Der Stil in München steckt also an so mancher Ecke noch in den Kinderschuhen. Oder eher in den Babysöckchen. So manchem wird man da auch nichts mehr beibringen können. Ich glaube aber, dass sich da aber dennoch so einiges tun wird! Den Ruf der Schickimicki-Trachten-Stadt wird man wahrscheinlich so schnell nicht loswerden, aber es wäre ja schon ein kleiner Fortschritt, wenn man im internationalen Vergleich nicht ganz so hinken würde. Der erste Schritt schien ja bereits getan, als man sich zu einer Munich Fashion Week entschied. Laut Website fand sie im Februar 2012 statt. Mitbekommen habe ich davon nicht viel und wohl auch sonst niemand. Auch gibt es widersprüchliche Informationen dazu, denn die Facebookseite Munich Fashion Week scheint sich um ein anderes Konzept zu drehen. Wünschenswert wäre es jedenfalls, denn München hat ja doch einiges zu bieten. Auch wir haben Modeschulen wie die Esmod und die AMD, auch hier sitzen tolle Designer, allen voran die wirklich wunderbaren Talbot Runhof
Die größten und wichtigsten Modezeitschriften des Landes sitzen hier: Vogue, InStyle, Glamour, Joy. Es sprießen auch ständig neue aus dem Boden, allen voran Hype - in der Hinsicht ist München eigentlich der Dreh- und Angelpunkt. Könnte man meinen. 

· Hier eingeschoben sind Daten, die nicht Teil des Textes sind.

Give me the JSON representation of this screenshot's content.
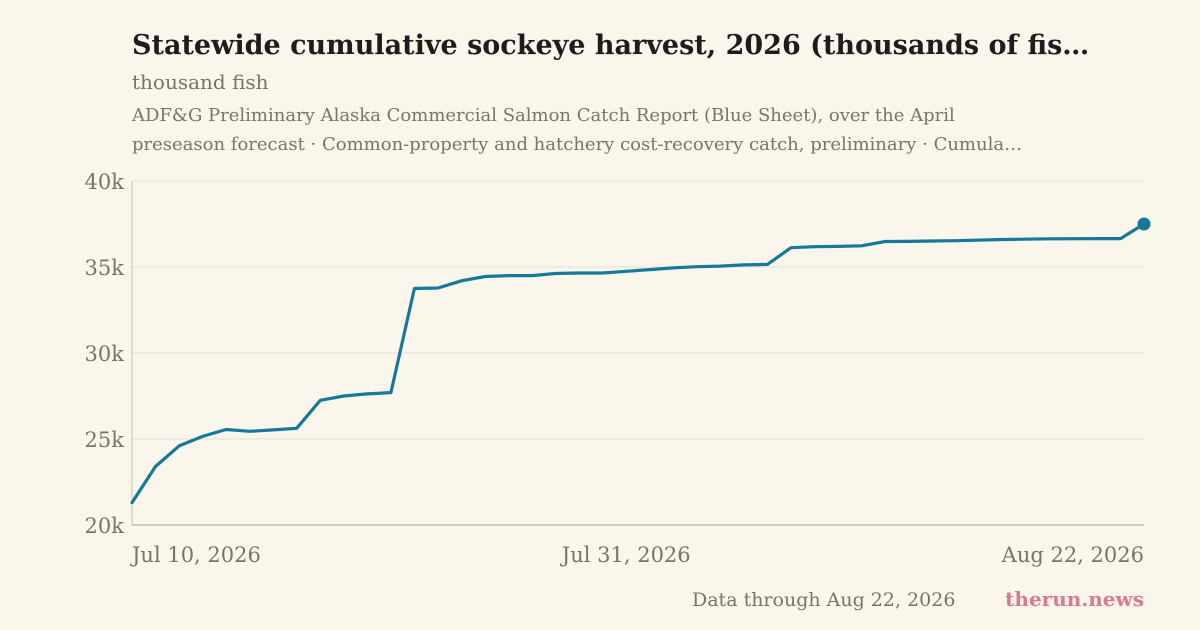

Wahrscheinlich reicht das heutzutage aber einfach nicht mehr. Aber wozu gibt es denn das Web 2.0? Wozu gibt es Blogger, die auch in München leben und die Stadt ein wenig aufmischen? Ich bin überzeugt davon, dass die Autorinnen vieler meiner Lieblingsblogs noch einiges bewirken werden, was München angeht: I heart Alice, Wind cries Amy, MilleMusings, the3rdvoice, panic and punkrock.